= J. Robert Bradley =

American gospel music singer

John Robert Lee Bradley (October 5, 1919 – May 3, 2007) was an American gospel music singer. He was the favorite singer of the Rev. Dr. Martin Luther King Jr. and was nicknamed "Mr. Baptist". Mahalia Jackson once said he had the greatest voice she had ever heard, stating "Nobody need mess with 'Amazing Grace' after Bradley gets through with it."

Born in Memphis, Tennessee, his singing at age 12 caught the attention of Lucie Campbell, who arranged for him to join her Good Will Singers quartet. After touring with them, he studied classical music in New York and London, where he lived for six years. For a number of years he gave classical concerts singing German Lieder, although he recorded none of his classical repertoire.
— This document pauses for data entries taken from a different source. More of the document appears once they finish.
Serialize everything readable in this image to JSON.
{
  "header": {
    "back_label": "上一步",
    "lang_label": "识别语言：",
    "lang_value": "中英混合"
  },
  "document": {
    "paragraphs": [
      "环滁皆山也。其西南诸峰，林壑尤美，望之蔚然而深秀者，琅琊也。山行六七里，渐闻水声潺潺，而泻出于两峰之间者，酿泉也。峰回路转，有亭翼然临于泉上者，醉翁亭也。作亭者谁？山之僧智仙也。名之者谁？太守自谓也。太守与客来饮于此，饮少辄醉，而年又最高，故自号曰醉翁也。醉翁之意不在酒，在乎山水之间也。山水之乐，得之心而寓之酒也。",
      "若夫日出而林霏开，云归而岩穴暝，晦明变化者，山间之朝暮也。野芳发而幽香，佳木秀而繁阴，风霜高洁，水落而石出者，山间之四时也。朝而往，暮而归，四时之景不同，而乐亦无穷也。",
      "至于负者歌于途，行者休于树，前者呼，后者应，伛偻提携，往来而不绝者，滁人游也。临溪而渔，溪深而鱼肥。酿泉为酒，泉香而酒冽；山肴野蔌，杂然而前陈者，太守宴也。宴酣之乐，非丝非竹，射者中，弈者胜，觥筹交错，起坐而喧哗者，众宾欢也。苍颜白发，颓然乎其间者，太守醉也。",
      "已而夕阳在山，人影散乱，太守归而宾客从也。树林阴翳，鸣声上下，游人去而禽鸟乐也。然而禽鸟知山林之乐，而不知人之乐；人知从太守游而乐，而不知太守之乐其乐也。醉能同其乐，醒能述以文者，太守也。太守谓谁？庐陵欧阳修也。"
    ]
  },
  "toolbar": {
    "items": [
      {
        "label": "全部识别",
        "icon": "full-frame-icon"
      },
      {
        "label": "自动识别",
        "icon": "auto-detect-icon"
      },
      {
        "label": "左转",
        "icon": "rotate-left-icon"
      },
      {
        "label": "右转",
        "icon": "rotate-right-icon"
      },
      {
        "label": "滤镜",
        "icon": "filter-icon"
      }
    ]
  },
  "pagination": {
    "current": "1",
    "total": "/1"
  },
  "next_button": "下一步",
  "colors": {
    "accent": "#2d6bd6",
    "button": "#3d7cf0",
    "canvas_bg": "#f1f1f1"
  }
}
He recorded his first record with Apollo Records in 1950. Apollo 211's sides were "Didn't My Lord Deliver Daniel", and "If Jesus Had to Pray". At the same session for Apollo, Bradley recorded the unreleased "Must Jesus Bear the Cross Alone", "Poor Pilgrim of Sorrow, Lord Hear my Plea", and a magisterial reading of "He's Got the Whole World in His Hands". Twelve years later Bradley recorded lp's for Battle Records (1962), Decca Records (1965) and Nashboro Records ("I'll Fly Away", 1974).

In 1997, he recorded several cuts for Tony Heilbut's collection All God's Sons & Daughters: Chicago Gospel Legends, which Heilbut's Spirit Feel label released in 1999. After Campbell's death, he succeeded her as National Baptist Convention director of music.

==Death==
Bradley died on May 3, 2007, from complications of diabetes in Nashville, Tennessee.